The pastor and members of the East Whittier, California, Friends church are resisting pressure from other Quakers to ask President Richard Nixon to resign from membership. Pastor T. Eugene Coffin says a church committee discussed the matter and concluded it would be an unchristian request. Nixon has not attended there since his mother’s funeral in 1968.
World Scene
The Quichua church in Ecuador grows on. Recently some 400 Quichua Indians gathered in the Chimborazo region to witness the baptism of ninety new believers by two Quichua pastors. Fiftyone were baptized the following week. An entire village has reportedly been converted. About 5,000 of the nation’s two million Quichuas are now believers, up from 200 five years ago. Some 300 are in seminary extension programs.
More than 150 Southern Baptist laymen and pastors traveled at their own expense to Korea for a week of evangelism. Sponsored by the independent Dallas-based World Evangelism Foundation, they teamed up with missionaries and nationals, visiting schools, jails, factories, shops, and churches. They reported 14,000 decisions for Christ.
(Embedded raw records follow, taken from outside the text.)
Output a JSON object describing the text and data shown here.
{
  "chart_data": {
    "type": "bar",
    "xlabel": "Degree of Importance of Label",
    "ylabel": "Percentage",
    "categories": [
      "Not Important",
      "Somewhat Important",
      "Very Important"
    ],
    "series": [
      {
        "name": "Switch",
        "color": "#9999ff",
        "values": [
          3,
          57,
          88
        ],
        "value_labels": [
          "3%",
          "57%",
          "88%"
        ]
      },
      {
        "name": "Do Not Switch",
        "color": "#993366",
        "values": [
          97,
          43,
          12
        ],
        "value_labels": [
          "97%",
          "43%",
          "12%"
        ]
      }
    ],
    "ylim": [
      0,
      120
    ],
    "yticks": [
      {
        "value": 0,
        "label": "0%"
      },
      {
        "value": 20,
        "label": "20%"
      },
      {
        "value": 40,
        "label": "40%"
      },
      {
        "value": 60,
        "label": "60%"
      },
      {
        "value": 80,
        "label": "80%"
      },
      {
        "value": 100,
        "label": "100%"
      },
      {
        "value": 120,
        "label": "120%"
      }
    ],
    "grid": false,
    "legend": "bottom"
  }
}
The schoolbooks of Israel today contain the most sympathetic picture of Jesus that any generation of Jewish children has ever been offered, says Israeli government press officer Pinchas Lapide. For centuries Jewish tradition forbade even the mention of his name, he points out. Jesus is seen as a martyr of the Roman cross, and “although a few texts speak of the ‘divergences’ of Jesus from the normative Judaism of his time, references to his ‘loyalty to Torah,’ Bible-rootedness, and his Jewish ethos predominate by far.”
WINNERS
Dust of Death by Os Guinness, voted this year’s most significant book for evangelicals by Eternity magazine, outpolled the year’s bestselling religious book, Hal Lindsey’s Satan Is Alive and Well, which placed twelfth in a list of twenty-five. To promote good evangelical writing such as that noted by Eternity, the Evangelical Press Association sponsored a Christian Writing Contest for Youth of Minority Races. Among the eight winners, Eugene T. Sutton of Washington, D. C., took first in non-fiction and Debbie Ann Owens of Brooklyn nabbed a first in poetry. No first place was awarded for fiction, though second went to Sheila Manning, also of Washington, D. C. Meanwhile, a Salvation Army documentary film, No Man Is an Island, took first place in the religion and ethics category at the annual Columbus International Film Festival.
The four-year-old Free Evangelical Theological Academy of Basel, Switzerland, the only German-language university-level theological school committed to inerrancy of Scripture, has moved to larger quarters in the suburbs to accommodate its eight students.
More trouble for Archbishop Ieronymos, primate of the Greek Orthodox Church. Stung by a number of legal and administrative setbacks over the past year (including the replacement of his hand-picked Holy Synod with a number of bishops who insist that he honor his tendered-but-later-withdrawn letter of resignation), Ieronymos postponed indefinitely last month’s scheduled meeting of the hierarchy. He said forty-two of the sixty-seven Greek bishops approved his action. The government is investigating rumors of financial scandal in the church.
Greater Europe Mission will purchase an eighty-two-bed hotel and two smaller adjoining buildings near Barcelona for its proposed Spanish Bible Institute and Seminary—if cash and pledges for the $225,000 purchase price are on hand by the end of December.
European church leaders are faced with a home-mission challenge: there are reportedly more than 12 million migrant workers on the move throughout Western Europe.